In a 2013 photocollage series titled Picturing Power, Yee mixed colonial-era and contemporary images to suggest a Malaysian present still dictated by an unresolved colonial history. In 2013, she also served as a member of the curatorial team for the fourth Singapore Biennale, If The World Changed.

Her 2016 exhibition, Like the Banana Tree at the Gate, took inspiration from two motifs iconic in Malaysia and throughout Southeast Asia: the ubiquitous banana tree; and the pontianak, a vengeful female spirit with long black hair who is sometimes said to reside in that plant. Through a series of digital photocollage works and a three-channel video work, Yee evoked the potency of a feminine power derived from local knowledge and folkloric traditions.

In 2017 she was featured in the major group exhibition, SUNSHOWER, Contemporary Art from Southeast Asia 1980s to Now, jointly hosted by the Mori Art Museum and National Art Center in Tokyo, Japan.
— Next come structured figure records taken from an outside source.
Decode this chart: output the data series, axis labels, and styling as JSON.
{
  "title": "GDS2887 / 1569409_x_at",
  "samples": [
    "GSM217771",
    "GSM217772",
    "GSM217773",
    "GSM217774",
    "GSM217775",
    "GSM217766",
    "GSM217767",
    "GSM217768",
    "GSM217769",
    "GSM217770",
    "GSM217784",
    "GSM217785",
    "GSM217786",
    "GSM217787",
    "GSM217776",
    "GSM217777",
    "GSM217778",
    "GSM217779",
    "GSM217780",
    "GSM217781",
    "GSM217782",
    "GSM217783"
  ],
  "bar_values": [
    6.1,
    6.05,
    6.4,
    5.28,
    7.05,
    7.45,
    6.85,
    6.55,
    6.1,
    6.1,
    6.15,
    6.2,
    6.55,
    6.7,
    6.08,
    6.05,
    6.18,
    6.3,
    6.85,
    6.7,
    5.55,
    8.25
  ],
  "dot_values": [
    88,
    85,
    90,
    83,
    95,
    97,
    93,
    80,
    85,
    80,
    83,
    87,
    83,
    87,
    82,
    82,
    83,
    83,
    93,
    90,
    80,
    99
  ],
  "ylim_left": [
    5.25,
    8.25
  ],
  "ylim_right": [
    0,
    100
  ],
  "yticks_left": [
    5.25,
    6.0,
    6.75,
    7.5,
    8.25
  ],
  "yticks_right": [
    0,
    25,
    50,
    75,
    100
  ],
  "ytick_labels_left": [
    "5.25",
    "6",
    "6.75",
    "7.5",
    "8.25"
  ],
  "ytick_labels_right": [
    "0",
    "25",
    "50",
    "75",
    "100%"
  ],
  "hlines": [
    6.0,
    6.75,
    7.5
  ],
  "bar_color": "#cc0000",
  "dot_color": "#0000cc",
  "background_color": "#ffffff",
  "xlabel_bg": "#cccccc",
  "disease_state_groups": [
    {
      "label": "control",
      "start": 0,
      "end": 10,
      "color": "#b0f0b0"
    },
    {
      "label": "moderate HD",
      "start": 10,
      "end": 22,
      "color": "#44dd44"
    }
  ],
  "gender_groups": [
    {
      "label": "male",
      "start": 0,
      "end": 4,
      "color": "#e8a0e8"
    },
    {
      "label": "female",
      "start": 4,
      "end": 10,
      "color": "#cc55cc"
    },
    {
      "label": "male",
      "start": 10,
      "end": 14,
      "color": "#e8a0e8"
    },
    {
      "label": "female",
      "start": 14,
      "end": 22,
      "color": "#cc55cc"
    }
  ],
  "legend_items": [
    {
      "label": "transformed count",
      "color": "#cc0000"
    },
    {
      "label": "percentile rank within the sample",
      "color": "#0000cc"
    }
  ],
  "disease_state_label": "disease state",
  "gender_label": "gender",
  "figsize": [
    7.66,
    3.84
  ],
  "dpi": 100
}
=== Collaborative weaving ===
Since 2018, Yee has been based Kota Kinabalu, collaborating with indigenous weavers across Sabah to make tikar (woven mats). These collaborations are with the inland community, Sabahan Dusun and Murut weavers in the Keningau interior, and the sea community, Bajau Sama Dilaut weavers from Pulau Omadal, Semporna. These craft communities in the mountains and plains of Borneo are usually bound to the tourist market, and such collaborations have led a sea village community on the border between the Sulu and Celebes Seas to turn from fishing to weaving, reducing pressure on the Coral Triangle. In the context of these collaborations, the woven mat is seen as a local, egalitarian, democratic, and feminist platform; a shared experience of intimacy tied to everyday life and ritual.